第182話 毛布の中で

 シオンの要望ということで、今夜は一緒に寝ることとなった。

 昨日も一緒に寝ているが、今夜はオウカがいない。今朝方に空いた部屋をシオンのためにとっていたので、そちらで周囲を警戒してもらうこととした。


 街もすっかり灯りが消え、暗い視界の中、毛布の中のシオンがゴソゴソと動く。


「ごめんなさい、こんなわがまま言って」

「いや、別にいいさ」


 シオンが両手で俺の左手を握る。

 俺は身体を横にし、空いた右手でシオンの髪を静かに撫でた。


 こうしていると、シオンがまだ子供なんだと思わされる。

 この世界は自立が早い。10も超えれば冒険者になる子も少なくはない。

 元の世界を思い出せば10歳だろうが14歳だろうが、親がまだまだ心配する歳だ。

 知らないことが多くて、不安で、一日一日が自分の世界で一杯いっぱいになる。

 俺は三年前どうだっただろうか。あまり覚えていないな。たぶんぼっちしてた。


「あたし、嬉しかったのよ」


 シオンが静かに語り出す。俺は黙って聞くことに徹した。


「ソリーではずっとパパとママがいるから、いつかは家を出て商人の勉強しようって。

 でも、やっぱ不安もあった。だからツムギたちが一緒に来てくれたことが、すごく安心したし、心強かった」


 だけど、とシオンは続ける。


「……怖かった。自分がちっぽけな存在だって。大きな世界のひと粒の砂に過ぎなかったって、思い知らされた」


 シオンの顔が俺の胸元に押し付けられる。


「あの場所で死んじゃうんだって、本気で思った。

 でも、ツムギが来てくれた。ツムギがあたしの手を握ってくれた」


 手がさらに強く握られ、シオンの頭が動く。

 夜の微かな明かりの中で、シオンの瞳と見つめあった。


「本当に、かっこよかったのよ?」

「……そうじゃない。

 俺は、ああなる前にシオンを守らないといけなかった。

 シオンにあんな思いをさせちゃいけなかった。それが守るってことだ。俺はシオンを守れなかった」

「でも、助けてくれた」

「当然だ」

「いいのよ。助けてくれたから、それでいいの」


 シオンの声が小さくなる。


「……お兄ちゃんがいたら、こんな気持ちなのかしらね」


 最後の一言がどういう意味かはわからなかった。

 ただ俺からすれば、シオンもオウカも俺より元気でいつも明るくて、まるで妹の世話をしている気分になる。


 妹か……。


 何が、できたんだろうな。


***


 あの日から数年が経った。

 現在、俺はソリーに定住して冒険者をしている。

 パーティは組んでいない。

 オウカも無事に自分を買い戻して、同族を探す旅に出た。

 俺は相変わらずぼっちだ。


「ぱぱぁ」


 足元で娘がズボンをズリ下ろそうとしてくるので、その小さな身体を持ち上げて肩車をしてやる。
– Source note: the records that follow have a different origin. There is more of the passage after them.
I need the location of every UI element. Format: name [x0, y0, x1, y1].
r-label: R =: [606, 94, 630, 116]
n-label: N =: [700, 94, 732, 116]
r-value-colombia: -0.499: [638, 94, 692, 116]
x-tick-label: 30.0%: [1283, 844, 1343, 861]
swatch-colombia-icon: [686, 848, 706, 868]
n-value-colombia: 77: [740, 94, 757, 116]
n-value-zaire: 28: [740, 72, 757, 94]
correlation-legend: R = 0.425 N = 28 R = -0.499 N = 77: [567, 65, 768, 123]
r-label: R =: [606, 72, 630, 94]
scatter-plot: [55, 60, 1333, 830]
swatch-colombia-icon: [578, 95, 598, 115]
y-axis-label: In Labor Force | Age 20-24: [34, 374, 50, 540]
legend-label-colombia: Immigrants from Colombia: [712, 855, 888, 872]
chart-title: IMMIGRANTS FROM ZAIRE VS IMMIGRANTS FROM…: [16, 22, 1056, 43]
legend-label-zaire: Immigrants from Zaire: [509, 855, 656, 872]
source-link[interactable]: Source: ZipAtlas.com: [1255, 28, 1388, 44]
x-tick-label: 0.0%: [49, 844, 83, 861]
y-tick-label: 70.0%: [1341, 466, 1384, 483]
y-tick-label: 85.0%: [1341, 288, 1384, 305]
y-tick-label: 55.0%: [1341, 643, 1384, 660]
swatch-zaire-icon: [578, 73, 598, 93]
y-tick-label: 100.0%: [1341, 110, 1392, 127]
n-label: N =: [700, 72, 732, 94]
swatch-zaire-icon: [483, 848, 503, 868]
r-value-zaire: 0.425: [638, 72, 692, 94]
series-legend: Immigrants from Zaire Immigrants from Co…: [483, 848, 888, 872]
 ぼっちの俺に娘なんていただろうか。いや、いるからこうしているわけだが。


「ツムギ」


 俺の名を呼んで駆け寄ってきたのはシオンだった。

 髪の毛を三つ編みにして、眼鏡をかけている。

 数年前とは違い、いまは落ち着いた雰囲気の女性だ。

 子供がいるんだし、そうなっていくものなのだろう。


「今日もお仕事?」

「ん? ああ、たぶん」

「たぶんって……もう、ツムギはいつもボーっとしてるから」


 そう言いつつも、シオンはくすくすと笑う。

 

「ぱぱおしごとー?」

「そうよー、だから降りましょうねー」


 シオンが娘をひょいと取り上げて胸に抱く。


「ぱぱがんばってね」

「行ってらっしゃい、あなた」

「……ああ、行ってきます」


 まるで夢のような、平穏な日常がある。


 夢だった。

 目を覚ますと、隣には俺の手を握ったまま眠るシオンがいた。

 俺はシオンのお尻を握っていた。寝相が悪いのは本当だったらしい。

 いろいろと話しながら、いつの間にか寝てしまったようだ。


 いや、びっくりした。ほんとびっくりした。

 娘が生まれるようなことは一切していない。


 柔らかいお尻から手を離して起き上がる。

 同時に、部屋の扉がノックされた。


「オウカか」

「ツムギ様、お願いがあります」


 扉を開けると、オウカが真剣な表情で立っていた。